The question at hand is to use Parseval's theorem to solve the following integral:
$$\int_{-\infty}^{\infty} sinc^4 (kt) dt$$
I understand Parseval's theorem to be:
$$E_g = \int_{-\infty}^{\infty} g^2(t) = \int_{-\infty}^{\infty} |G(f)|^2 df $$
I began by doing the obvious and removing the squared such that:
$$g^2(t) = Sinc^4 (kt)$$
$$g(t) = Sinc^2 (kt)$$
Following the table of Fourier transforms in my book, I see that
$B*sinc^2({\pi}Bt)$ has the transform $\Delta(\frac{f}{2B})$. However, I'm stuck at this becuase I'm not sure how I can integrate the $\Delta$. I also feel as though I am overthinking this problem – any assistance would be greatly appreciated!
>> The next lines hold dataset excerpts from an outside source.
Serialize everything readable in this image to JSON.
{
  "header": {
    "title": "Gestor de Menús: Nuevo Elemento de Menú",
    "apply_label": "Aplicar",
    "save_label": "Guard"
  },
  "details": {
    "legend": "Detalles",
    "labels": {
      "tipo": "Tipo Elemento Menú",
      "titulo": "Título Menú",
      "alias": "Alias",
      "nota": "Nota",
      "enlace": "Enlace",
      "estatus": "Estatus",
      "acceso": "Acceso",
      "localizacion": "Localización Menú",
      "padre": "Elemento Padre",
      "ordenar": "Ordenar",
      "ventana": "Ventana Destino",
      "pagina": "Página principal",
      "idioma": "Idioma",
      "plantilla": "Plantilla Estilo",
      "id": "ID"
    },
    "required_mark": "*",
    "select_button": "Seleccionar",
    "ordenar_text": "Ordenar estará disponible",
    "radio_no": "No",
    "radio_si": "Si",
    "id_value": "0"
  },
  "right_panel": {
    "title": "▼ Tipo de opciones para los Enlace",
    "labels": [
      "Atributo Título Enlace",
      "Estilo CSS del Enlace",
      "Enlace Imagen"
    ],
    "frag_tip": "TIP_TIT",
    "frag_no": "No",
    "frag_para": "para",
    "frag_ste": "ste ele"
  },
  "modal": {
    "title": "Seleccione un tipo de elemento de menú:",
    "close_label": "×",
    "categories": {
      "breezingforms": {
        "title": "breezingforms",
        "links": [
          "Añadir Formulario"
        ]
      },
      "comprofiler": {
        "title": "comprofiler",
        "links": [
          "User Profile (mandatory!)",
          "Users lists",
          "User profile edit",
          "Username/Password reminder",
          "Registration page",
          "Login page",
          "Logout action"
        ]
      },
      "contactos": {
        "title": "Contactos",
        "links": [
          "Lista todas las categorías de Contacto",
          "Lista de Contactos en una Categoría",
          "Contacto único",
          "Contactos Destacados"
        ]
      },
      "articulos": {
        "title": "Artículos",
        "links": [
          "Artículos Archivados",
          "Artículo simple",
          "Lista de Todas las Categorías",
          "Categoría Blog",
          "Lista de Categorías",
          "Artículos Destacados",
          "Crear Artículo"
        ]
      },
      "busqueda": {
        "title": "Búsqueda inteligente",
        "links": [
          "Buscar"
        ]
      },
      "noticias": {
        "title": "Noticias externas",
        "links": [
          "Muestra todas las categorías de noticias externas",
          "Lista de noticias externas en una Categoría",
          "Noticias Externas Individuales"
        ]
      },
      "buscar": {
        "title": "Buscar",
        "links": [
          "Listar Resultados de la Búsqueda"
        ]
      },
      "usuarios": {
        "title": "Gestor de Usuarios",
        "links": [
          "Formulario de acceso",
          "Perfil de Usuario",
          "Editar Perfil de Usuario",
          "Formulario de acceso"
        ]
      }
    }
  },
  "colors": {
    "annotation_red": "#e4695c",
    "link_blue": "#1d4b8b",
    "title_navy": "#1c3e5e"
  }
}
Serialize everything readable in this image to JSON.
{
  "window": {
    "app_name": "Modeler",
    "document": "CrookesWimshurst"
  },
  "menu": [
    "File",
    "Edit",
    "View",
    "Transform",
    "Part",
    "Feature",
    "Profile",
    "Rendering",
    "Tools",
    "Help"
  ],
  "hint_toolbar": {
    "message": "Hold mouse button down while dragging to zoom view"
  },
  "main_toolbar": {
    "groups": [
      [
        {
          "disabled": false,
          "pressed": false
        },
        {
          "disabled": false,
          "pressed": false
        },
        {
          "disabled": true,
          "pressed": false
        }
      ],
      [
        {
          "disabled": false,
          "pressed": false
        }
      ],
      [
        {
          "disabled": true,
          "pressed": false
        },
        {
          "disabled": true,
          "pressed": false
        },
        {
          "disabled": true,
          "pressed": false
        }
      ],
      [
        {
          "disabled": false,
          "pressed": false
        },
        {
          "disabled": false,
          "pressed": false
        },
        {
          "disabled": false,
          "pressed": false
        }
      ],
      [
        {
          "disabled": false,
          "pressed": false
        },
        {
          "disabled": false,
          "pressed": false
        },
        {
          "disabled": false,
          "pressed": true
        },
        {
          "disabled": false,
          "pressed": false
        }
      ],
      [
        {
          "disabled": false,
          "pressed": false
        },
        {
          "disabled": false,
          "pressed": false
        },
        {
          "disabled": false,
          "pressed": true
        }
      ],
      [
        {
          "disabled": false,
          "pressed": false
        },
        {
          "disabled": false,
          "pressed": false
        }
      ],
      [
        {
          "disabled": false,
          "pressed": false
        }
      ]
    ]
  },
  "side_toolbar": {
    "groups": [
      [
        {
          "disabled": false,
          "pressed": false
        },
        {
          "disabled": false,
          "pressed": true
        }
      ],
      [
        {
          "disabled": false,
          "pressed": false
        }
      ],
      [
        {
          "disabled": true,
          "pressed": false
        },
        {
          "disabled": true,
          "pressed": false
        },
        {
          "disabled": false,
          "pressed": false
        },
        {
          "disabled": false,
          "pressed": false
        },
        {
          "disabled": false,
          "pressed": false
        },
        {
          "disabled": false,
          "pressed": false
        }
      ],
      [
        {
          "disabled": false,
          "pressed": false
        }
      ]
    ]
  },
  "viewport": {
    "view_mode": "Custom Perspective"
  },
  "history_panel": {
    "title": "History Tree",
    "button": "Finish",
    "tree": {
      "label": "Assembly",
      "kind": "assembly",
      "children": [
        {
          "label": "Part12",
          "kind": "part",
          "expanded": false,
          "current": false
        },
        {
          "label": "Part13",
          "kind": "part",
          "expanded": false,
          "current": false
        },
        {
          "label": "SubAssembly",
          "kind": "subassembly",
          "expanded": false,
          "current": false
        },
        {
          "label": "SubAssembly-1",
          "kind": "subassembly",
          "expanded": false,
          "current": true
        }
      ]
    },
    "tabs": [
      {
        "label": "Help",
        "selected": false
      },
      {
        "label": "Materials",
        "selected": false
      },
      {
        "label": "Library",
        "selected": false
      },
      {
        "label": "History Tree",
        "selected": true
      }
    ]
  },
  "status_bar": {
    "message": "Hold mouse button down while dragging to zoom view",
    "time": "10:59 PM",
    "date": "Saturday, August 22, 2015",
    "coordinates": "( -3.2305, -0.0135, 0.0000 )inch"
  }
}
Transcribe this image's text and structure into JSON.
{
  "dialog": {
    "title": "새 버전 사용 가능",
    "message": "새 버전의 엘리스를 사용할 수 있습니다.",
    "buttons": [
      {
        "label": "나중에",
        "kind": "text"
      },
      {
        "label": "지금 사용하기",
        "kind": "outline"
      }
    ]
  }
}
Thank you so much in advanced!
Best Answer
Using Parseval's Theorem, we have
$$\begin{align} \int_{-\infty}^\infty \text{sinc}^4(kt)\,dt&=\frac{1}{k}\int_{-\infty}^\infty \text{sinc}^4(t)\,dt\\\\ &=\frac{1}{2\pi k}\int_{-\infty}^\infty \left|\mathscr{F}\left(\text{sinc}^2\right)(\omega)\right|^2\,d\omega \end{align}$$
where
$$\begin{align} \mathscr{F}\left(\text{sinc}^2\right)(\omega)&=\int_{-\infty}^\infty \text{sinc}^2(t)e^{i\omega t}\,dt\\\\ &=\frac{\pi }{4}\left(|\omega -2|-2|\omega|+|\omega+2|\right) \end{align}$$
Therefore,
$$\begin{align} \int_{-\infty}^\infty \text{sinc}^4(kt)\,dt&=\frac{1}{2\pi k} \int_{-\infty}^\infty \left(\frac{\pi }{4}\left(|\omega -2|-2|\omega|+|\omega+2|\right)\right)^2 \,d\omega\\\\ &=\frac{\pi}{16 k}\int_0^2 \left(4-2\omega \right)^2 \,d\omega\\\\ &=\frac{2\pi}{3k} \end{align}$$